For a sample at $t = T_s k + \Delta t$ and for a $\dot x(t)$ that doesn't change significantly over a span of $\Delta t$, $y_k$ is close to $y_k \simeq \mathbf C \left(x(T_s k) + \Delta t\ \dot x(T_s k)\right)$ or $$y_k \simeq \mathbf C \left(x(T_s k) + \Delta t\ \mathbf A_c\ x(T_s k)\right) \tag 2$$.

That condition on $\dot x(t)$ can be satisfied if the eigenvalues of $\mathbf A_c$ are significantly smaller than $\frac{1}{\Delta t}$.

So the effect of $\Delta t$ is multiplicative.

A good start on this, if your $\mathbf A_c$ meets the eigenvalue criterion above and if the pdf of $T_s$ is Gaussian with deviation $\sigma_{T_s}$, is to make an unscented Kalman, where everything is "normal" Kalman filtering except that at each step you compute $$\mathbf R_k = \mathbf R_m + \sigma_{T_s}^2 \mathbf C \mathbf A_c x_{k-1} x_{k-1}^T \mathbf A_c^T \mathbf C^T, \tag 3$$ where $\mathbf R_m$ is the "actual" measurement noise and $\sigma_{T_s}^2 \mathbf C \mathbf A_c x_{k-1} x_{k-1}^T \mathbf A_c^T \mathbf C^T$ is an estimate of the measurement noise added by the variation in the sampling time.

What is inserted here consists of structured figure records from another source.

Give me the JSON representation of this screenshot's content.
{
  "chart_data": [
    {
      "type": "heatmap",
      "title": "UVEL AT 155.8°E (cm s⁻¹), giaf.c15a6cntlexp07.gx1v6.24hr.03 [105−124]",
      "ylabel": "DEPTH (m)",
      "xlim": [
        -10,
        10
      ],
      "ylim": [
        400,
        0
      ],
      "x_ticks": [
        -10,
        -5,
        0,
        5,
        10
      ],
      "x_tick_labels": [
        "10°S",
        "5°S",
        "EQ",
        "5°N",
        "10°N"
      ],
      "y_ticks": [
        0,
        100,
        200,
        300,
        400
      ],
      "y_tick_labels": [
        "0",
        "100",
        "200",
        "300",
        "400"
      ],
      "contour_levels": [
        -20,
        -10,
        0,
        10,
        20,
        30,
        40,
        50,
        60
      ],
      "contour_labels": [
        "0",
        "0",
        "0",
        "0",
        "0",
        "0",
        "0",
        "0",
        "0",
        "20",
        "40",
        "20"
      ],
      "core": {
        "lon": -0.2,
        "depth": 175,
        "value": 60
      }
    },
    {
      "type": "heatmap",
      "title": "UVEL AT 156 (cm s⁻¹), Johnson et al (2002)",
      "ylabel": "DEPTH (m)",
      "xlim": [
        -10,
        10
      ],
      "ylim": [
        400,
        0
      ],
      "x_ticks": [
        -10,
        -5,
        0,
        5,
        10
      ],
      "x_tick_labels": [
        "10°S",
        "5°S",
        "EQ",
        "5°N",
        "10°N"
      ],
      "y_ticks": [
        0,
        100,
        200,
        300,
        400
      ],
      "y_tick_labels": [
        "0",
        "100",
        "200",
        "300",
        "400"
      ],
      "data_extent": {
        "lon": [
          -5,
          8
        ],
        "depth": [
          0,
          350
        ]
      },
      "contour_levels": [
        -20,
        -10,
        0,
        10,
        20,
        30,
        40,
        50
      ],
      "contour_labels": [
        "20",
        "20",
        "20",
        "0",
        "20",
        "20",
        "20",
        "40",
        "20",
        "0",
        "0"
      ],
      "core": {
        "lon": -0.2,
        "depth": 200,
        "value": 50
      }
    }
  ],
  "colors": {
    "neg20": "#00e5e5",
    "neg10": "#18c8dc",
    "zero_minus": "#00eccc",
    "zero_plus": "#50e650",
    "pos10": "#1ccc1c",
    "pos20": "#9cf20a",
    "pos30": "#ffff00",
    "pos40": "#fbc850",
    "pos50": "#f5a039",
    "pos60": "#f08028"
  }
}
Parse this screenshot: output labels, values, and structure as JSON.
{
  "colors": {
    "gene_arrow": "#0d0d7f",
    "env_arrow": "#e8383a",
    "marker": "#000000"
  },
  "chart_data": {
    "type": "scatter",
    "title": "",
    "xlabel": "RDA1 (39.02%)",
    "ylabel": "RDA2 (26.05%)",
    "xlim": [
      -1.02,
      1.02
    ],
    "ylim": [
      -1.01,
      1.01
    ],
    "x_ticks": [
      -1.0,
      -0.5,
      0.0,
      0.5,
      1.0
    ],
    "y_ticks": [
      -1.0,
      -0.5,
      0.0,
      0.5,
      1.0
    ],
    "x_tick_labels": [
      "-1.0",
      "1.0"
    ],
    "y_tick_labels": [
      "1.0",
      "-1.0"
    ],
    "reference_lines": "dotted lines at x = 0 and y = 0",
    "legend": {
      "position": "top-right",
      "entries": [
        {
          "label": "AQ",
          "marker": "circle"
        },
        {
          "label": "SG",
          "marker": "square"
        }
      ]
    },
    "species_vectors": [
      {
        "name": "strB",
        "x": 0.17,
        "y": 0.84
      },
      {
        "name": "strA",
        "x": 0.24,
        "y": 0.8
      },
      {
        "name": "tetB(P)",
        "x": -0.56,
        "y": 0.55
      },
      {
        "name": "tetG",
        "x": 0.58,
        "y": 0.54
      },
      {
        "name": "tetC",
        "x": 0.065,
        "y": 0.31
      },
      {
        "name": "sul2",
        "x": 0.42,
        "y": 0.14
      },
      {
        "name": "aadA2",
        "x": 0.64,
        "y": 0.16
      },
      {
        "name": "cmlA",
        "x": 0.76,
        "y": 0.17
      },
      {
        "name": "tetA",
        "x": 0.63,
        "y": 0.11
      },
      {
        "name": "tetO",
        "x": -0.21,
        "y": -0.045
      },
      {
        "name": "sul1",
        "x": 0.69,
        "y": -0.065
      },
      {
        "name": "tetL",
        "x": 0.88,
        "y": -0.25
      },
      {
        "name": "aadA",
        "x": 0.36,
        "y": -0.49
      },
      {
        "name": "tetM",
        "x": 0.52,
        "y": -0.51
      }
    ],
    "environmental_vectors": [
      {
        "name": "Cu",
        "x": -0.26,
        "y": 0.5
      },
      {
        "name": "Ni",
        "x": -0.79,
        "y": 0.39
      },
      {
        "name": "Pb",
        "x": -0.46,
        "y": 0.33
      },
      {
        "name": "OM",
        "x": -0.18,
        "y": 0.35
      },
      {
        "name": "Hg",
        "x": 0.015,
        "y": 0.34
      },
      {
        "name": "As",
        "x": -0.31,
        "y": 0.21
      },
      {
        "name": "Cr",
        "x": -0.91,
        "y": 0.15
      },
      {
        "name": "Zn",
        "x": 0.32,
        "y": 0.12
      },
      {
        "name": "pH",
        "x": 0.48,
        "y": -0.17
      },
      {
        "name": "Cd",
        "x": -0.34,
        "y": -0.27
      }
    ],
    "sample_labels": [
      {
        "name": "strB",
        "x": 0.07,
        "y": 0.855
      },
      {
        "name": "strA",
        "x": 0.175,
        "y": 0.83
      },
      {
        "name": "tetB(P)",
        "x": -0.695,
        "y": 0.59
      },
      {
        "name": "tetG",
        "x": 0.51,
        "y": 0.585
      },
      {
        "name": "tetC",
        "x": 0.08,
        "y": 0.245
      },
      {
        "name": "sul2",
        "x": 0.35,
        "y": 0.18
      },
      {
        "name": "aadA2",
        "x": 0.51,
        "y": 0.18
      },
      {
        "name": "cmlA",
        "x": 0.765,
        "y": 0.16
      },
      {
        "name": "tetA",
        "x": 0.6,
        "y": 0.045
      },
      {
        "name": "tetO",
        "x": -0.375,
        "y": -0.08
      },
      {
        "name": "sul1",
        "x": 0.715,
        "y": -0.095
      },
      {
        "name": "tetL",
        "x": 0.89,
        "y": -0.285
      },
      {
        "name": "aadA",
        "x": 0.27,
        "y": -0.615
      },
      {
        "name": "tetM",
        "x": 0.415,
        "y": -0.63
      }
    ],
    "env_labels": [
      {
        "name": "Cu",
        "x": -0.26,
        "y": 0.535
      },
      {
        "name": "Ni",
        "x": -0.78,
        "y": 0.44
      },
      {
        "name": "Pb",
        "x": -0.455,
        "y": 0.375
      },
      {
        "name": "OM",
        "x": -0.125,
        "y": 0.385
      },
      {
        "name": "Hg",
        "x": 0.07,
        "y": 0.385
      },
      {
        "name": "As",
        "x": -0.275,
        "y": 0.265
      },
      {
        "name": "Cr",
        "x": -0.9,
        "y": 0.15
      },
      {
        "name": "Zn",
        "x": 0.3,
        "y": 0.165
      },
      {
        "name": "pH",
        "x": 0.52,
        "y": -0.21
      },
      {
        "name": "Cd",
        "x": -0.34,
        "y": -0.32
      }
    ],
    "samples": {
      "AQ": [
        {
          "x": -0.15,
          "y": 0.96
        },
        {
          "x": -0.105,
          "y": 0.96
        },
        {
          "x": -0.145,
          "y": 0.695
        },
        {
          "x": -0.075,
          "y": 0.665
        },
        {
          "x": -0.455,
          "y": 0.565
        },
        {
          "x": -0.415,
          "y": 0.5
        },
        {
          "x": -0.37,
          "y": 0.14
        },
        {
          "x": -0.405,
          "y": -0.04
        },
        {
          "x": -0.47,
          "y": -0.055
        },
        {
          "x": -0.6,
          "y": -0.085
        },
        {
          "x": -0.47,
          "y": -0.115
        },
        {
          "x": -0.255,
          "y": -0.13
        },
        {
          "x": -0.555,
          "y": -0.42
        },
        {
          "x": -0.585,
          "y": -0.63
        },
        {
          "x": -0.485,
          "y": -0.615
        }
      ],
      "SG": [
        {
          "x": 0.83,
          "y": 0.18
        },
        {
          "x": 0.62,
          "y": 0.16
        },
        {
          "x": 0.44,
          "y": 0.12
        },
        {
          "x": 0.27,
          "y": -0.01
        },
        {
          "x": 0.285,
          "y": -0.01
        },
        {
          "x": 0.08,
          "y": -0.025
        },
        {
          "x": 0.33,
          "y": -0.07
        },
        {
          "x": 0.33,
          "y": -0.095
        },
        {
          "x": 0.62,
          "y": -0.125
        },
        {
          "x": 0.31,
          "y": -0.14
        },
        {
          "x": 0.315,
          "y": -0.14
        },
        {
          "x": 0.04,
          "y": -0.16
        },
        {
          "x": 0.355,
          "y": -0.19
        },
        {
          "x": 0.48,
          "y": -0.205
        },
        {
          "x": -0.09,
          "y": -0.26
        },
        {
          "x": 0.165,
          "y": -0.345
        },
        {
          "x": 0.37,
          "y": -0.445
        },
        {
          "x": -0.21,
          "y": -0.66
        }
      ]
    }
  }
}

Note that you could, at the cost of longer settling times, just take $\mathbf R$ as constant, and equal to some worst-case version of (3) assuming an as-high-as-possible $\dot x(t)$. This would get you back to a plain-old Kalman though.

Suppose that Δtk is not distributed normally, and instead has an asymmetric distribution, possibly even pareto. Is there any way to account for this?

Yes, but. To the extent that the probability of $\dot x(t)$ changes much over the worst-case $\Delta t$, the approxmation in (2) holds -- it's just that the resulting measurement error has a distribution that's close to the distribution of $\Delta t$. However, you now have noise that's not just multiplicative, but which is non-Gaussian.

If your filtering is still close enough using a Gaussian assumption for your non-Gaussian noise, then (3) should still work. If not, then you'd have to go to something fancier, like Baysian filters or particle filters.